Ainsi, plus l’adultère sera tardif par rapport à une rupture dont il n’est pas la cause, moins il aura les caractéristiques de la faute de l’article 242 du Code Civil. La Cour de cassation considère que ceci est à l’appréciation ds juges du fond sous réserve que la décision soit suffisamment motivée. Cette indulgence dépendra des faits de l’espèce et n’aura pas de caractère automatique. Elle ne s’étend pas aux séparations de fait . L’adultère postérieur à la séparation des époux , mais antérieur à l’ordonnance de non conciliation est d’une manière générale retenu par la jurisprudence. ( CA Riom 11 septembre 2001).

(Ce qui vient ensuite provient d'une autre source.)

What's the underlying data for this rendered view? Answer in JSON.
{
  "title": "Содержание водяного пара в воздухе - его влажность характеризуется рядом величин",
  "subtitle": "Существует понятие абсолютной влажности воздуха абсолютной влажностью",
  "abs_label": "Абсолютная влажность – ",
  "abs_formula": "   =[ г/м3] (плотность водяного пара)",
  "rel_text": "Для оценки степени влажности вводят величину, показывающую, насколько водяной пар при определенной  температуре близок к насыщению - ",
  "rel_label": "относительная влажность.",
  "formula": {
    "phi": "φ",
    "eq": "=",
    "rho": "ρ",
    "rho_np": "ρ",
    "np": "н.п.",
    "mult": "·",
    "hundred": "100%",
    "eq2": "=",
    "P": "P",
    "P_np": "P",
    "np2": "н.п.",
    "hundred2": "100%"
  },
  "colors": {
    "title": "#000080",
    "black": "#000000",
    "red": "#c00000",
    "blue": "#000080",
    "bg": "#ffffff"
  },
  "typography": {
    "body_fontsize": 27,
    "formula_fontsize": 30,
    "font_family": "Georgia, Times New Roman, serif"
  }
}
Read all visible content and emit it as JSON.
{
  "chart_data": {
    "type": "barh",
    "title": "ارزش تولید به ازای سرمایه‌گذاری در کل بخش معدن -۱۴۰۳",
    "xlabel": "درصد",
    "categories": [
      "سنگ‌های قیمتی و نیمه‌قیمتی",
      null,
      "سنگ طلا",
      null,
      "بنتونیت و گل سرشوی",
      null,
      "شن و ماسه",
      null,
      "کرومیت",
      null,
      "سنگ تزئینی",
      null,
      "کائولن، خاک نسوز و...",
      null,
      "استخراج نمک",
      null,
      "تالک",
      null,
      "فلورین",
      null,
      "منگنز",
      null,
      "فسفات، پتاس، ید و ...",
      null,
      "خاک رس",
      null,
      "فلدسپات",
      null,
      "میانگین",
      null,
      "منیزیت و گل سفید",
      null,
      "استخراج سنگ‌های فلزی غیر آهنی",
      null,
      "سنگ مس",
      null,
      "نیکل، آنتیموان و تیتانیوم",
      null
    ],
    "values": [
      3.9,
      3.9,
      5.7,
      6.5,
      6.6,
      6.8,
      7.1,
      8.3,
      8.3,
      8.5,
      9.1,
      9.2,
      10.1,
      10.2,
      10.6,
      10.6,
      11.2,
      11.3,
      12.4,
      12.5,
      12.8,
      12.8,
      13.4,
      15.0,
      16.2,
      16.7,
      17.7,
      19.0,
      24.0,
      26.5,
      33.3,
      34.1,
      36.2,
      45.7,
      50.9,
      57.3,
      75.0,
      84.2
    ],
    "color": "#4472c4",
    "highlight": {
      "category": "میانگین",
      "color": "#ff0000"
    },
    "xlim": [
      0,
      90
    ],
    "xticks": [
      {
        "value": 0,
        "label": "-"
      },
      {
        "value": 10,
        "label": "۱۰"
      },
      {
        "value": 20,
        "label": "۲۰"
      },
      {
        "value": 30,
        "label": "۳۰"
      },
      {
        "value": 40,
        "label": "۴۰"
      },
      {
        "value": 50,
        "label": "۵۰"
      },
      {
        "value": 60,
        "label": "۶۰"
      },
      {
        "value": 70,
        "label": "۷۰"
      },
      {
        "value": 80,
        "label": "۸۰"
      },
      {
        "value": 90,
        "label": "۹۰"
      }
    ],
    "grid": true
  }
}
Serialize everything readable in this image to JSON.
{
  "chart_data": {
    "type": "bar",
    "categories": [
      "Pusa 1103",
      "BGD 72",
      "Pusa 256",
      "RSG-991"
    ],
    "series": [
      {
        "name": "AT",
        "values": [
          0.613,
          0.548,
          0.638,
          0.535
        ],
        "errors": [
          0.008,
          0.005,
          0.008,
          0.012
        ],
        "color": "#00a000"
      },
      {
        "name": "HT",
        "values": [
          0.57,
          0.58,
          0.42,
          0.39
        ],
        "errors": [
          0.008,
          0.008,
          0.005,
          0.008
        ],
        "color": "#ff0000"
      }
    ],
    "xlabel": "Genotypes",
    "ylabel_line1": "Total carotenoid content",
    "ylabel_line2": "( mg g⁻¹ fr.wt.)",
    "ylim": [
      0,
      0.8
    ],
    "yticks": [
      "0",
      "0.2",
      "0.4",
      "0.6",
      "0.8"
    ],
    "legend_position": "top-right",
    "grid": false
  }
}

L’adultère constitue une faute susceptible d’engager la responsabilité de son auteur sur le fondement de l’article 1240 du Code civil. Il appartient à la victime de prouver que l’adultère lui a a causé un préjudice distinct de celui résultant du divorce. Dans une décision du 1 Février 2009 ( civ 1ère N° 08-12032) la Cour de cassation a accordé des dommages et intérêts à un époux en raison du caractère particulièrement injurieux de la liaison adultère de son épouse qui s’affichait publiquement avec son amant et avait tenté de faire interner son mari. Le plus souvent , un adultère resté plus ou moins « confidentiel » ne permettra pas d’obtenir une réparation .En revanche les liaisons adultères tapageuses ou mêlées d’injures seront retenues par les tribunaux. .

Dans certains cas, il est également possible de solliciter une réparation en application des dispositions de l’article 266 du Code civil qui prévoit que «  des dommages et intérêts peuvent être accordés à un époux en réparation des conséquences d’une particulière gravité qu’il subit du fait de la dissolution du mariage soit lorsqu’il était défendeur à un divorce prononcé pour altération définitive du lien conjugal et qu’il n’avait lui même formé aucune demande en divorce, soit lorsque le divorce est prononcé aux torts exclusifs de son conjoint. »
Le champ d’application de cet article est donc beaucoup plus restrictif mais permet à l’époux victime d’un adultère de demander réparation lorsque le divorce est prononcé aux torts exclusifs de son conjoint.
Le préjudice doit résulter directement de la rupture du mariage et entraîner des conséquences d’une particulière gravité. La demande ne peut être formée qu’à l’occasion de l’action en divorce.

Enfin  l’adultère peut être une cause de révocation  de la donation entre époux au dernier des vivants pour cause d’ingratitude  (cass civ 1ère 25 octobre 2017 N° 16-21136).